Among Sensex components, 20 stocks declined led by Reliance Industries, Infosys, Tata Consultancy Services and State Bank of India, Bharti and Bhel.
"Profit-booking was why markets came down after highs. Export data was also weak," Rikesh Vinod Parikh, Vice President - Equities, Motilal Oswal Financial Services.
Interest-senstive sectors led by realty suffered the most today. Power and banking shares also ended up as losers. Only FMCG stocks bucked the overall weak trend.
Investors refrained from creating fresh positions ahead of the IIP and WPI data later this week, traders said.
Similarly, NSE index Nifty declined by 10.10 points, or 0.17 percent to 5,898.80 after touching a high of 5,965.15.
"The markets did take resistance at the psychological level of 6000 (Nifty futures). The selling pressure from that point was rapid, damaging," said Milan Bavishi, Head Research, Inventure Growth & Securities.
Globally, stock markets were trading mixed ahead of the US Fed policy meeting and reports of some progress on the US budget talks.

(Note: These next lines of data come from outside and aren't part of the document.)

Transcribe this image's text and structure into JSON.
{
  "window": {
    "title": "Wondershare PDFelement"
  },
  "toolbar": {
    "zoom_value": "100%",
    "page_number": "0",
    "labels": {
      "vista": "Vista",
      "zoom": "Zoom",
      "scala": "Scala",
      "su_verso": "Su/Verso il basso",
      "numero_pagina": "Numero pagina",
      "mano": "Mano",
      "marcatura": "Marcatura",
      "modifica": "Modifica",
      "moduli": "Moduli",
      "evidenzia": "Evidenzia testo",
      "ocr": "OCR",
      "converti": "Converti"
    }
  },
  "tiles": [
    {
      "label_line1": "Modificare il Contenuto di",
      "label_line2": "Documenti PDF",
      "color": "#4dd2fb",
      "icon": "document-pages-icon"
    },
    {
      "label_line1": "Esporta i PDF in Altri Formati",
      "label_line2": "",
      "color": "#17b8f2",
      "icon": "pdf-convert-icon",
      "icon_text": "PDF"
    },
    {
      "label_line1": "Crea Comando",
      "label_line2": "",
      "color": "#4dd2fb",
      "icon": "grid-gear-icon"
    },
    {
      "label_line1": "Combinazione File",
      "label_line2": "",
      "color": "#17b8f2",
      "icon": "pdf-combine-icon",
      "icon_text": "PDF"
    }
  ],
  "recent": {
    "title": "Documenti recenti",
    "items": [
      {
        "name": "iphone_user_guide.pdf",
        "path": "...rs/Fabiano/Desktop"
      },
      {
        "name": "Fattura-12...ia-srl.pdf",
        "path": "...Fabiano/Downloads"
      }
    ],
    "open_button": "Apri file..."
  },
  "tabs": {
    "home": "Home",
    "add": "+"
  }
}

Asian stocks closed mixed amid signs of progress in talks over the US fiscal cliff of billions of dollars in upercentoming tax hikes and spending cuts in the world's biggest economy.
However, European markets recovered their early losses and were trading higher in the afternoon deals as investors await the meet of US Federal Reserve policy makers.
Germany's DAX was up by 0.46 percent, France's CAC by 0.54 percent and the UK's FTSE by 0.26 percent.
Back home, 21 out of 30 Sensex-based scrips closed lower while others finished higher.
Banking stocks, which run up yesterday, on hopes of Banking Bill getting Parliament's approval saw smart gains in early trades today but could not sustain momentum thereafter.
"Selling pressure also increased ahead of the inflation and IIP data that can lead to volatility in near-term. Midcaps and smallcaps were also hit due to profit-booking," said Nidhi Sarswat, Senior Research Analyst, Bonanza Portfolio Ltd.
In Sensex, BHEL dropped by 2.59 percent, Hindalco by 2.40 percent, NTPERCENT by 1.66 percent, Coal India by 1.55 percent, Tata Power by 1.51 percent, TCS by 1.28 percent, HDFC by 1.27 percent and Bharti Airtel by 1.16 percent.
Maruti Suzuki, Tata Steel, ONGC, RIL , Tata Motors and SBI also lost in 0.7-1.1 percent range.
However, Jindal Steel rose by 2.54 percent, followed by Bajaj Auto (2.28 percent), HUL (2.08 percent), Sun Pharma (1.77 percent) and ITC (0.75 percent).
In all, 12 out of 13 BSE sectoral indices closed with losses while only BSE-FMCG closed up. The BSE-Realty dipped by 1.96 percent, followed by BSE-Power (1.05 percent), BSE-Teck (0.92 percent), BSE-PSU (0.91 percent) and BSE-Oil&Gas (0.89 percent) while BSE-FMCG rose by 1 percent.
The total turnover rose to Rs 2,614.27 crore from Rs 2,295.63 crore on Monday.
Foreign institutional investors (FIIs) bought shares worth a net Rs 698.23 crore Monday as per provisional data from the stock exchanges.